Sędzia Wojewódzkiego Sądu Administracyjnego w Warszawie, Tomasz Szmydt, wystąpił do władz Białorusi o azyl polityczny. Na konferencji prasowej w Mińsku krytykował politykę zagraniczną Polski, twierdził też, że był w Polsce prześladowany. W przeszłości Szmydt był jednym z negatywnych bohaterów tzw. afery hejterskiej, w którą zamieszani byli sędziowie. W czasie, gdy afera wybuchła, był dyrektorem wydziału prawnego Biura Krajowej Rady Sądownictwa.
W czwartek na konferencji prasowej w Sejmie do sprawy odniósł się Mateusz Morawiecki, poseł PiS, były premier, wiceprezes Prawa i Sprawiedliwości. - Co do sędziego Szmydta, to trzeba przede wszystkim sprawdzić, na czyje zaproszenia on przychodził tutaj do Sejmu. Warto to sprawdzić, zobaczyć w księdze zaproszeń, kto zapraszał, bo ja mam takie informacje, że skoro on był fetowany przez pana Szczerbę (Michała, posła KO - red.), przez panią Gasiuk-Pihowicz (Kamilę, posłankę KO - red.), to zdaje się, że był przez długi czas celebrytą Platformy Obywatelskiej i dzisiejszej ekipy rządzącej - powiedział.
Czytaj więcej
- Nie ma narzędzi prawnych dla służb specjalnych do tego, żeby zajmowały się sędziami czy prokuratorami - powiedział szef MSWiA Marcin Kierwiński, pytany w TOK FM o sprawę sędziego Tomasza Szmydta, który uciekł na Białoruś.
Sprawa Tomasza Szmydta. Mateusz Morawiecki: Skandal, że służby nie namierzyły człowieka, który uciekł na Białoruś
Mateusz Morawiecki mówił też, iż słyszał, że sędzia Tomasz Szmydt "był bardzo częstym gościem stacji TVN". - Czyli pan sędzia Szmydt był niestety celebrytą tych wszystkich mediów, które hołubiły Donalda Tuska i Platformę Obywatelską - dodał.

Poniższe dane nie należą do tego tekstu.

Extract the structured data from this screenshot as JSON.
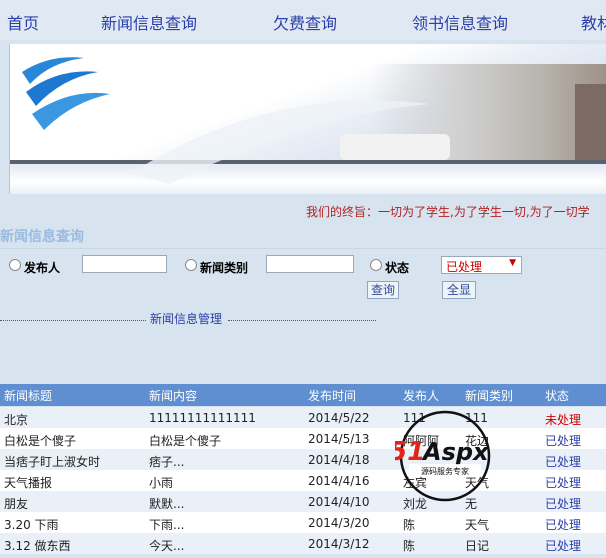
{
  "nav": {
    "items": [
      "首页",
      "新闻信息查询",
      "欠费查询",
      "领书信息查询",
      "教材"
    ]
  },
  "motto": "我们的终旨：一切为了学生,为了学生一切,为了一切学",
  "section_title": "新闻信息查询",
  "search": {
    "publisher_label": "发布人",
    "publisher_value": "",
    "category_label": "新闻类别",
    "category_value": "",
    "status_label": "状态",
    "status_selected": "已处理",
    "query_button": "查询",
    "all_button": "全显"
  },
  "management_title": "新闻信息管理",
  "table": {
    "headers": [
      "新闻标题",
      "新闻内容",
      "发布时间",
      "发布人",
      "新闻类别",
      "状态"
    ],
    "rows": [
      [
        "北京",
        "11111111111111",
        "2014/5/22",
        "111",
        "111",
        "未处理"
      ],
      [
        "白松是个傻子",
        "白松是个傻子",
        "2014/5/13",
        "阿阿阿",
        "花边",
        "已处理"
      ],
      [
        "当痞子盯上淑女时",
        "痞子...",
        "2014/4/18",
        "",
        "",
        "已处理"
      ],
      [
        "天气播报",
        "小雨",
        "2014/4/16",
        "左宾",
        "天气",
        "已处理"
      ],
      [
        "朋友",
        "默默...",
        "2014/4/10",
        "刘龙",
        "无",
        "已处理"
      ],
      [
        "3.20 下雨",
        "下雨...",
        "2014/3/20",
        "陈",
        "天气",
        "已处理"
      ],
      [
        "3.12 做东西",
        "今天...",
        "2014/3/12",
        "陈",
        "日记",
        "已处理"
      ]
    ]
  },
  "watermark": {
    "brand": "51Aspx",
    "tagline": "源码服务专家"
  },
  "colors": {
    "page_bg": "#d7e3ef",
    "nav_link": "#2b3fa8",
    "table_header": "#5f8ed1",
    "status_pending": "#cc0000",
    "status_done": "#2b3fa8",
    "motto": "#b22222"
  }
}
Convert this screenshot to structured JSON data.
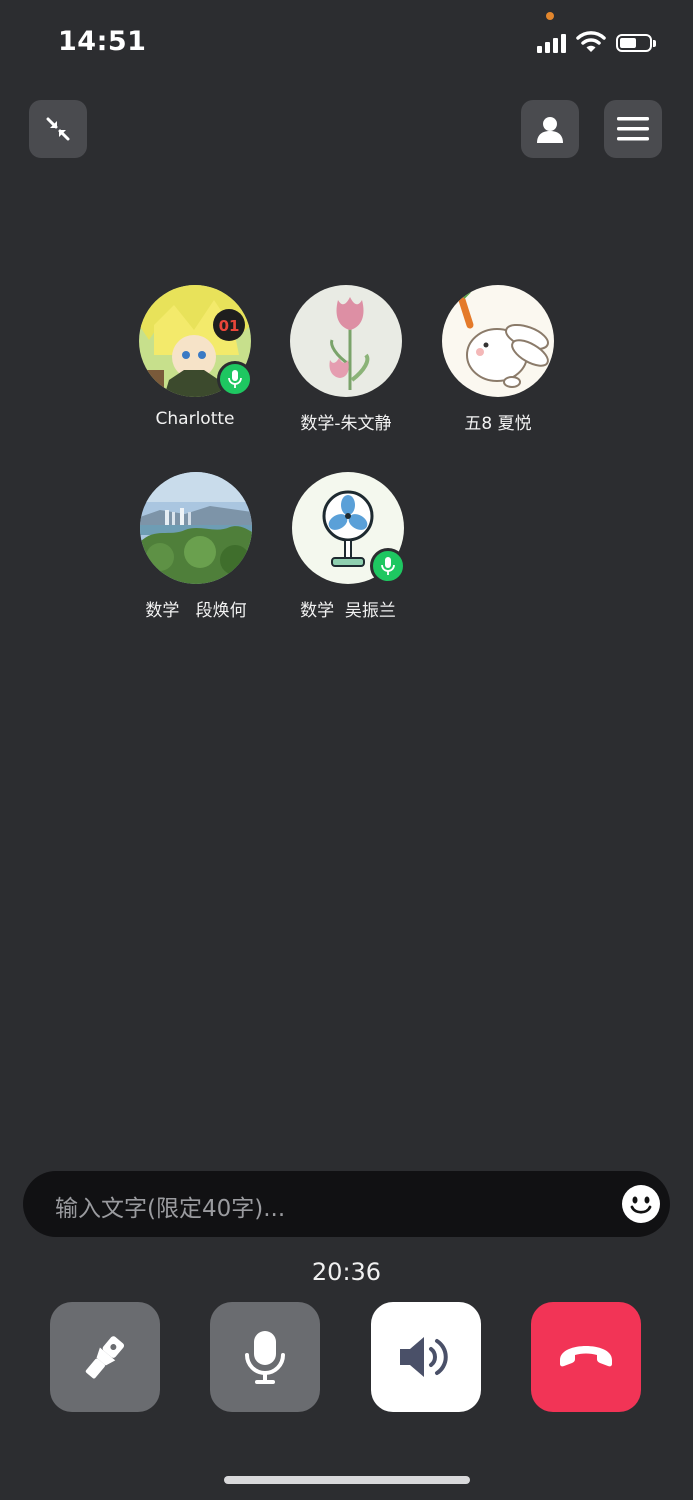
{
  "status_bar": {
    "time": "14:51"
  },
  "participants": [
    {
      "name": "Charlotte",
      "avatar": "anime-character-avatar",
      "mic_active": true
    },
    {
      "name": "数学-朱文静",
      "avatar": "tulip-flower-avatar",
      "mic_active": false
    },
    {
      "name": "五8 夏悦",
      "avatar": "rabbit-with-carrot-avatar",
      "mic_active": false
    },
    {
      "name": "数学   段焕何",
      "avatar": "coastal-city-photo-avatar",
      "mic_active": false
    },
    {
      "name": "数学  吴振兰",
      "avatar": "electric-fan-avatar",
      "mic_active": true
    }
  ],
  "chat_input": {
    "placeholder": "输入文字(限定40字)..."
  },
  "call": {
    "duration": "20:36"
  },
  "controls": [
    "flashlight-icon",
    "microphone-icon",
    "speaker-icon",
    "hang-up-icon"
  ],
  "colors": {
    "background": "#2c2d30",
    "mic_active": "#1ec761",
    "hang_up": "#f23456"
  }
}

- To skandal, że służby nie namierzyły człowieka, który po prostu uciekł na Białoruś, nie wykonały swojego obowiązku, aby powstrzymać ucieczkę tego zdrajcy - oświadczył były premier. W odpowiedzi usłyszał od dziennikarza, że gdy Tomasz Szmydt w 2017 r. trafił do Ministerstwa Sprawiedliwości, to szefem tego resortu był Zbigniew Ziobro.